Book Reviews: Living Hell and Learning From the Wounded | HistoryNet

Book Reviews: Living Hell and Learning From the Wounded

By Allen Barra
3/16/2017 • America's Civil War Magazine

Living Hell: The Dark Side of the Civil War

By Michael C.C. Adams, Johns Hopkins University Press, 2014, $29.95

Learning From the Wounded: The Civil War and the Rise of American Medical Science

By Shauna Devine, University of North Carolina Press, 2014, $39.95


Is war really good for “absolutely nothing?” Not necessarily, as two new books, Living Hell and Learning From the Wounded, indicate. War  can perhaps be useful in helping prevent more war.

The only thing wrong with Michael  C.C. Adams’s Living Hell is its subtitle. After all, was there really a “light”  side to the Civil War?

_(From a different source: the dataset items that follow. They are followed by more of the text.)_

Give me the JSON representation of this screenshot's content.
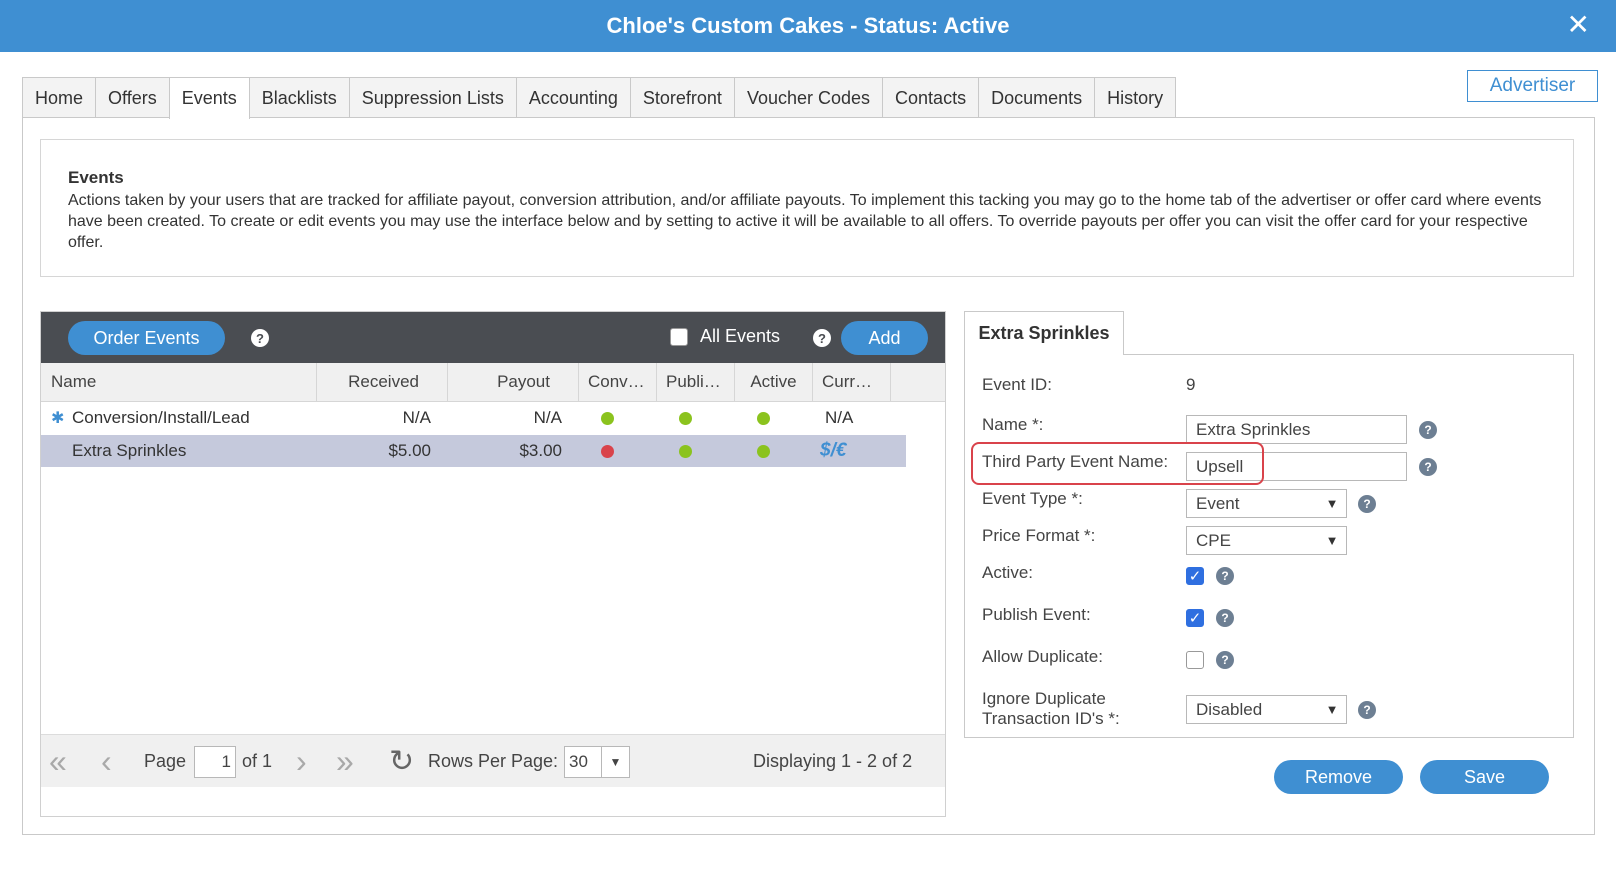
{
  "window": {
    "title": "Chloe's Custom Cakes - Status: Active",
    "close_label": "✕"
  },
  "tabs": [
    {
      "label": "Home"
    },
    {
      "label": "Offers"
    },
    {
      "label": "Events"
    },
    {
      "label": "Blacklists"
    },
    {
      "label": "Suppression Lists"
    },
    {
      "label": "Accounting"
    },
    {
      "label": "Storefront"
    },
    {
      "label": "Voucher Codes"
    },
    {
      "label": "Contacts"
    },
    {
      "label": "Documents"
    },
    {
      "label": "History"
    }
  ],
  "active_tab": "Events",
  "advertiser_label": "Advertiser",
  "description": {
    "title": "Events",
    "text": "Actions taken by your users that are tracked for affiliate payout, conversion attribution, and/or affiliate payouts. To implement this tacking you may go to the home tab of the advertiser or offer card where events have been created. To create or edit events you may use the interface below and by setting to active it will be available to all offers. To override payouts per offer you can visit the offer card for your respective offer."
  },
  "grid": {
    "order_events_label": "Order Events",
    "all_events_label": "All Events",
    "add_label": "Add",
    "help_glyph": "?",
    "columns": [
      "Name",
      "Received",
      "Payout",
      "Conv…",
      "Publi…",
      "Active",
      "Curr…"
    ],
    "rows": [
      {
        "name": "Conversion/Install/Lead",
        "received": "N/A",
        "payout": "N/A",
        "conv": "green",
        "publish": "green",
        "active": "green",
        "currency": "N/A",
        "base_icon": "✱"
      },
      {
        "name": "Extra Sprinkles",
        "received": "$5.00",
        "payout": "$3.00",
        "conv": "red",
        "publish": "green",
        "active": "green",
        "currency": "$/€"
      }
    ],
    "pager": {
      "page_label": "Page",
      "page_value": "1",
      "of_label": "of 1",
      "rows_per_page_label": "Rows Per Page:",
      "rows_per_page_value": "30",
      "displaying": "Displaying 1 - 2 of 2"
    }
  },
  "detail": {
    "tab_label": "Extra Sprinkles",
    "event_id_label": "Event ID:",
    "event_id_value": "9",
    "name_label": "Name *:",
    "name_value": "Extra Sprinkles",
    "third_party_label": "Third Party Event Name:",
    "third_party_value": "Upsell",
    "event_type_label": "Event Type *:",
    "event_type_value": "Event",
    "price_format_label": "Price Format *:",
    "price_format_value": "CPE",
    "active_label": "Active:",
    "active_checked": true,
    "publish_label": "Publish Event:",
    "publish_checked": true,
    "allow_dup_label": "Allow Duplicate:",
    "allow_dup_checked": false,
    "ignore_dup_label_1": "Ignore Duplicate",
    "ignore_dup_label_2": "Transaction ID's *:",
    "ignore_dup_value": "Disabled",
    "remove_label": "Remove",
    "save_label": "Save"
  },
  "colors": {
    "accent": "#3f8fd2",
    "toolbar": "#4a4d52",
    "selected_row": "#c5c9dc",
    "dot_green": "#8bc31e",
    "dot_red": "#d9434b"
  }
}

Adams, author of the controversial  1978 book about Union generals, Our Masters the Rebels, has written a  mind-searing compendium of the hardships suffered by Union and Confederate soldiers from sickness, hunger,  wounds and everyday living conditions:  “the misery of soldiers living amid  corpses, filth and flies.”

Just as bad, perhaps, were the  mental and emotional scars that drove  soldiers from both sides into behavior  that led Joshua Callaway, a Confederate, to write to his wife, “I learned  more of human nature and deception  than I ever cared to know.”

Little improved for veterans after  the war. Adams relates that an 1865  issue of The Soldier’s Friend, a magazine for Union veterans, suggested  they should “conceal the fact of their  having been in the army” as it might  hinder their chances for employment.  Sad to say, today’s veterans might benefit from such blunt advice.

In Learning From the Wounded,  Shauna Devine, a visiting research  fellow in the history of medicine at the  Schulich School of Medicine at Western  University, makes a convincing case  that at least one good thing came from  the horror of the Civil War, namely  the advancement of medicine. It is  commonplace, she acknowledges, “to  associate this war with inexperienced  physicians and surgeons hacking off  limbs with unsanitized medical equipment while patients clamped down on  bullets, trying to suppress the pain.”  After all, perhaps two-thirds of the  war’s casualties were caused by disease  and infection.

Divine goes back to official reports  to reexamine the heroism of Civil War  physicians, most of them Union (the  Confederate Medical Department,  she notes, was impeded by its lack of  resources and shortages of medicine  and food), who often performed near  miracles under horrendous conditions.  “The American medical profession,”  she writes, “was on a new course” by  the end of the war. “The evaluation of  the Civil War case histories…publications, correspondences, and wartime  reminiscences all reveal that the experience of the war had contributed to a  new identity as producers of medical  knowledge for many American physicians and proved an important catalyst  for the development of American scientific medicine.”

Walt Whitman, who worked as a volunteer nurse in Washington during the  war, was afraid that the real war, the  one he saw reflected in makeshift hospitals, would not get into books. In this,  thankfully, he was wrong. Living Hell and Learning From the Wounded have  kept the horror alive, and no student  of war should be ignorant of what they  have to say.